Multiple LLM analyses reveal 215 packages, with the highest overlap between Gemini and GPT-3.5 and the least between Cohere and GPT-4.
This cross-model hallucination analysis offers valuable insights into the phenomenon of hallucinations in LLMs, potentially leading to a better understanding of these systems’ internal workings.
There was a phenomenon where developers were unknowingly downloading a non-existent Python package called “huggingface-cli,” which suggested a potential issue where large language models might be providing users with inaccurate information about available packages.
To investigate further, the researchers uploaded two dummy packages: “huggingface-cli” (empty) and “blabladsa123” (also empty).
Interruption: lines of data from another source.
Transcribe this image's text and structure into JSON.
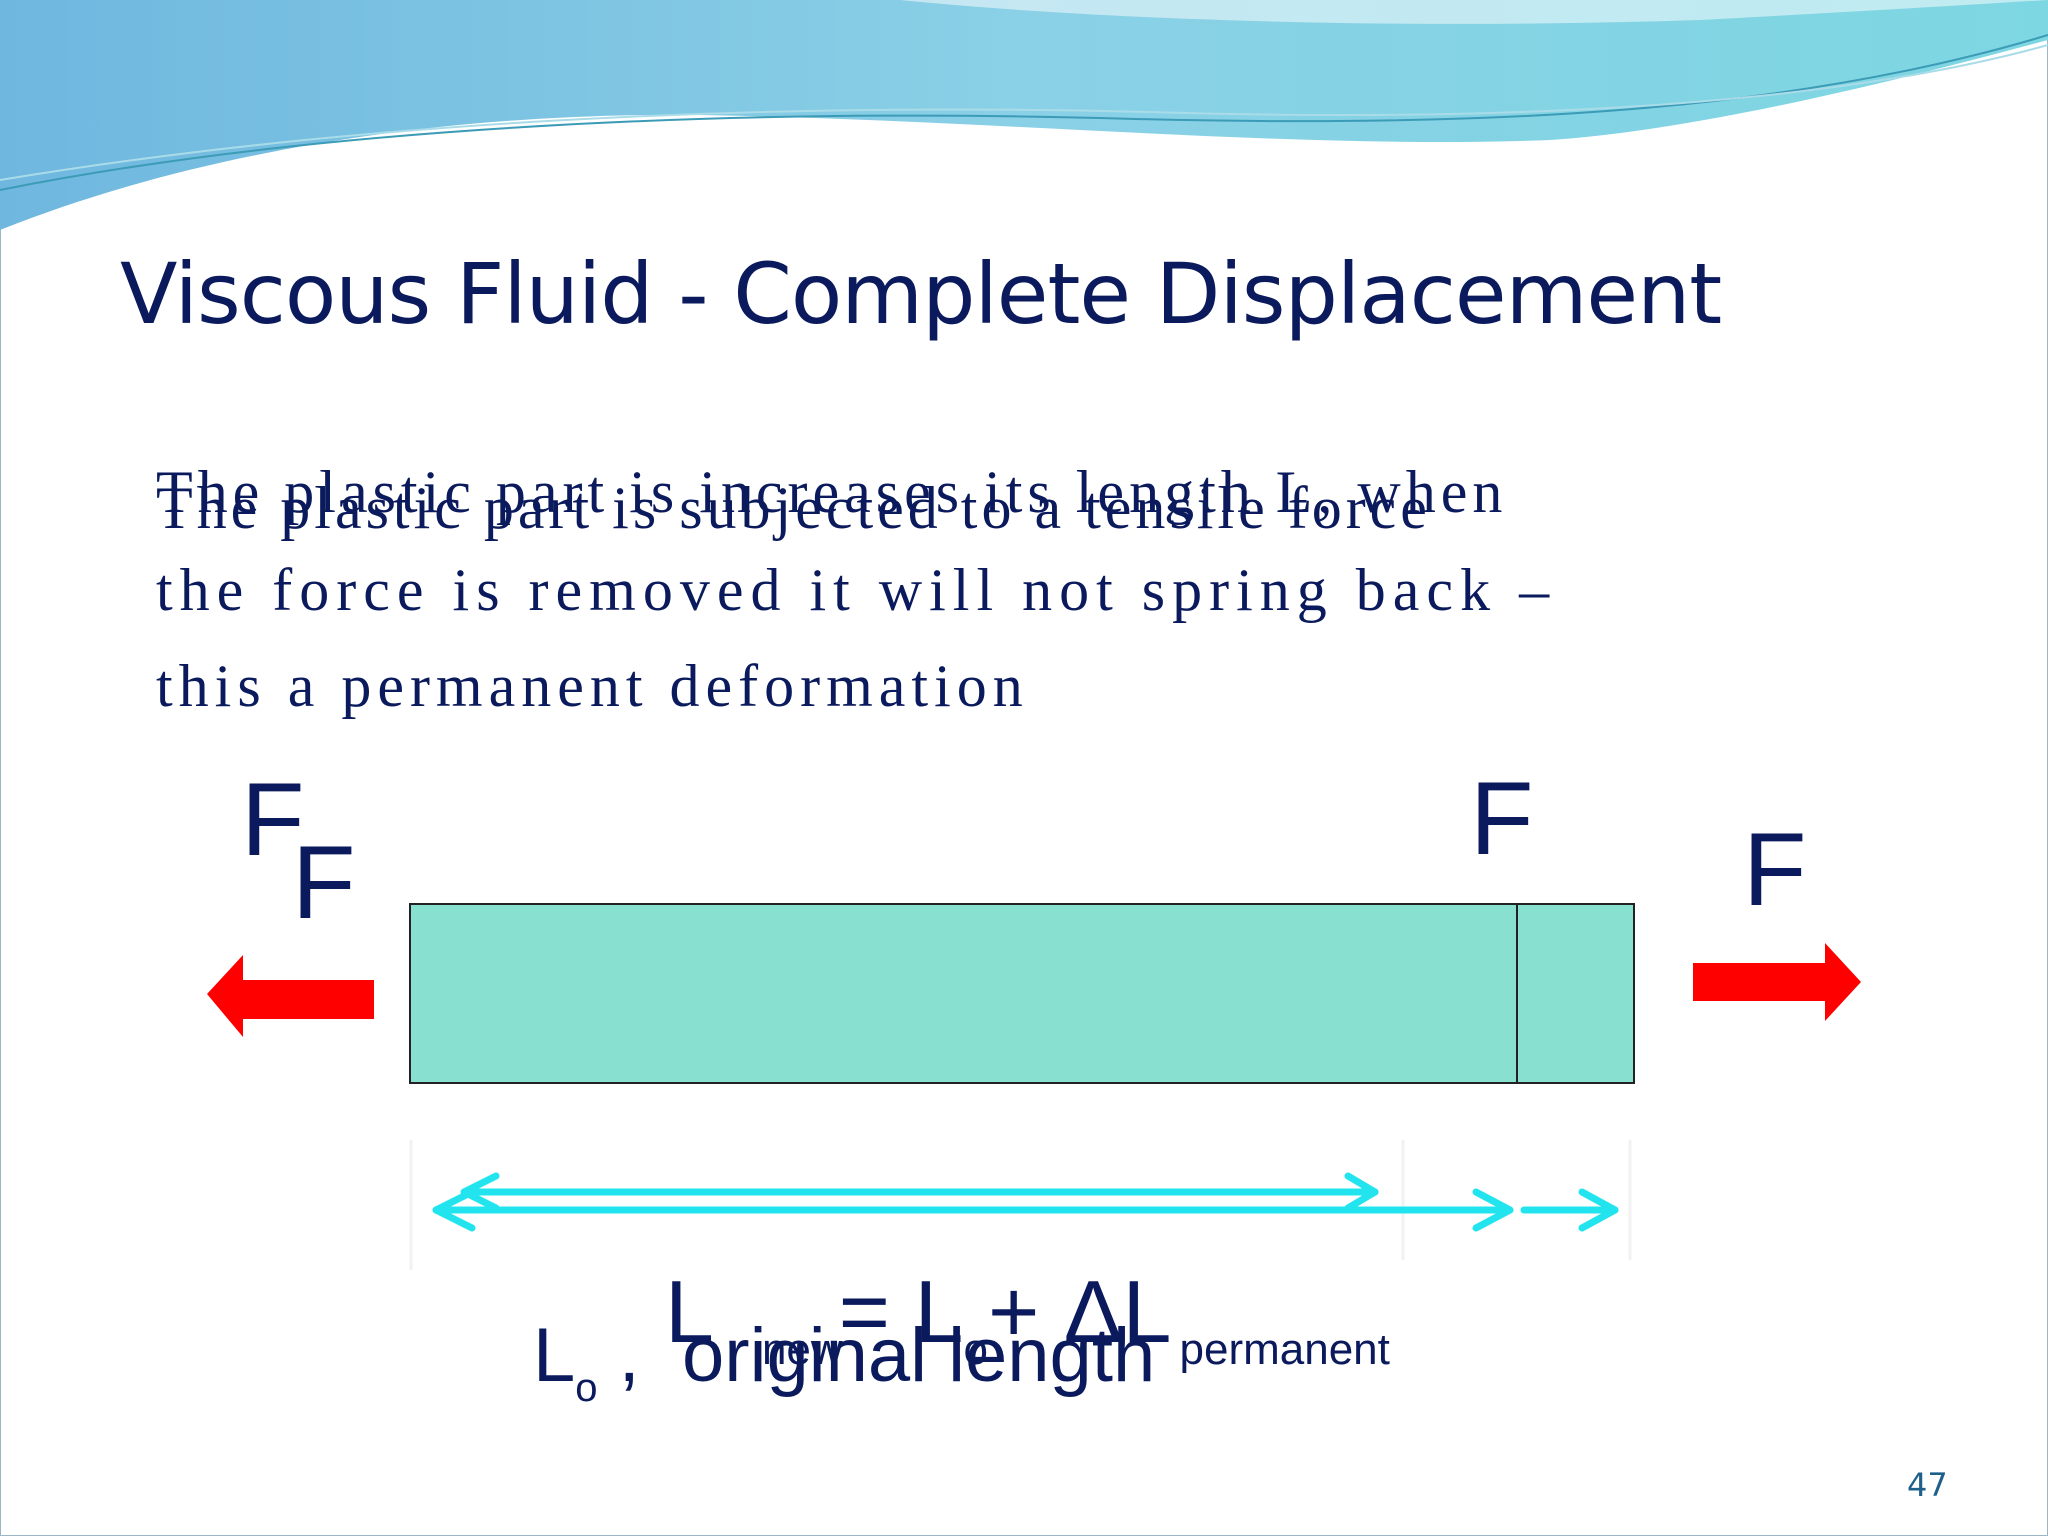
{
  "slide": {
    "title": "Viscous Fluid  - Complete Displacement",
    "body_line1_a": "The plastic part is increases its length L, when",
    "body_line1_b": "The plastic part is subjected to a tensile force",
    "body_line2": "the force is removed it will not spring back –",
    "body_line3": "this a permanent deformation",
    "page_number": "47"
  },
  "diagram": {
    "force_labels": [
      "F",
      "F",
      "F",
      "F"
    ],
    "equation": {
      "main": "L",
      "sub_new": "new",
      "eq": "= L",
      "sub_o": "o",
      "plus": "+ ΔL",
      "sub_perm": "permanent"
    },
    "original_length": {
      "L": "L",
      "sub": "o",
      "rest": " ,  original length"
    },
    "colors": {
      "bar": "#88e0d0",
      "arrow": "#ff0000",
      "dimension": "#22e4ee",
      "text": "#0a1a5c"
    }
  }
}
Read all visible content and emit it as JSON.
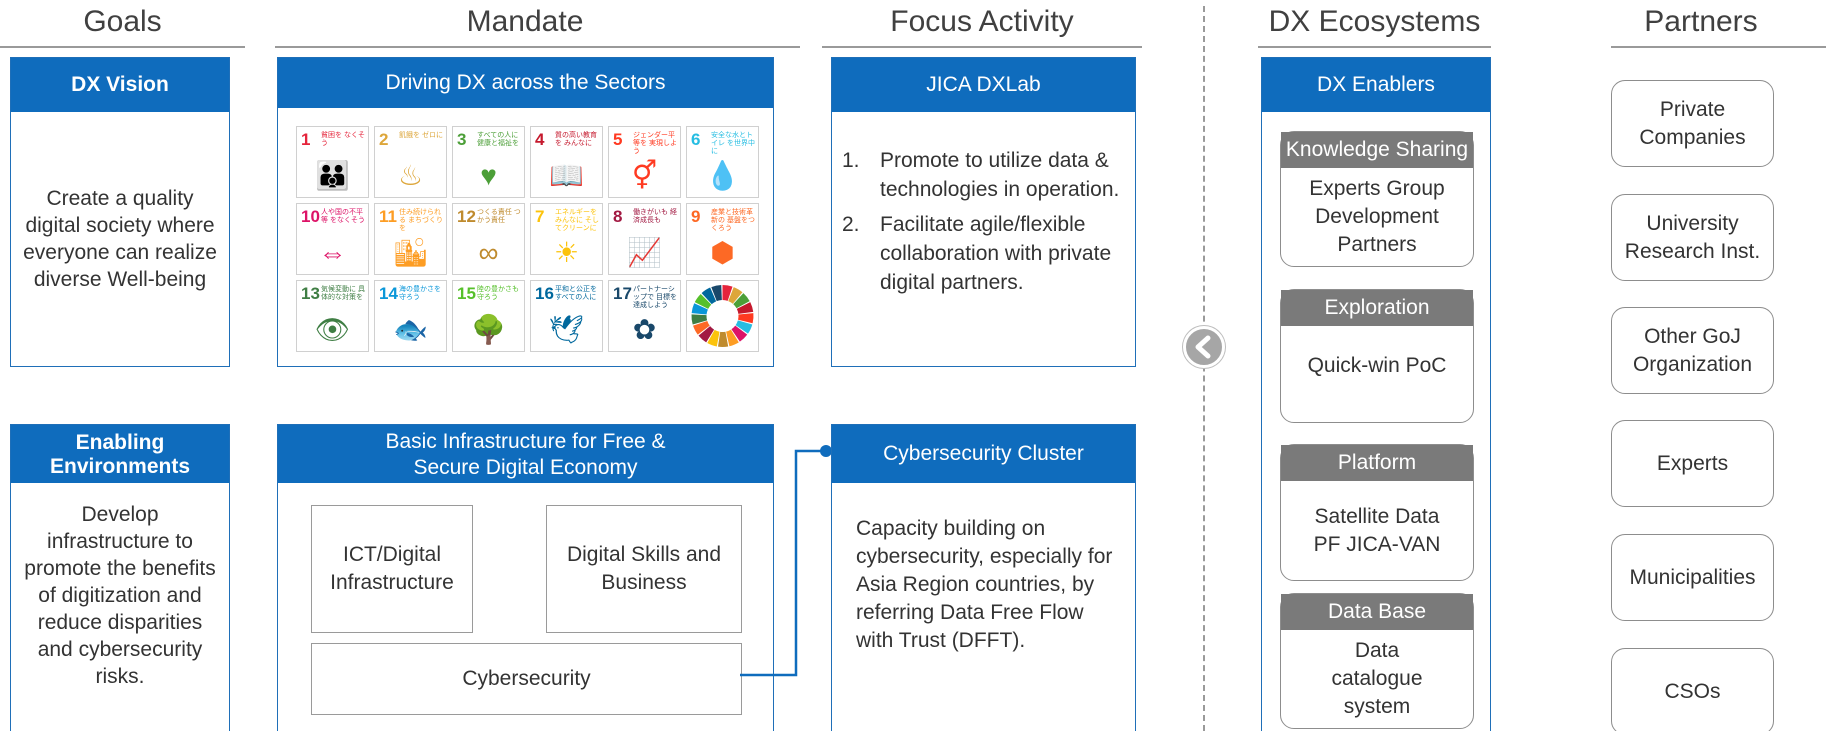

They then monitored download rates over three months; the fake “huggingface-cli” package received over 30,000 downloads, significantly exceeding the control package “blabladsa123.”.
It suggests a possible vulnerability where developers rely on incomplete or inaccurate information sources to discover Python packages.
The adoption rate of a package was believed to be a hallucination (not an actual package), and to verify its usage, they searched GitHub repositories of major companies as the search identified references to the package in repositories of several large companies.
For example, a repository containing Alibaba’s research included instructions on installing this package in its README file.
These findings suggest that either the package is accurate and used by these companies or there’s a widespread phenomenon of including instructions for non-existent packages in documentation.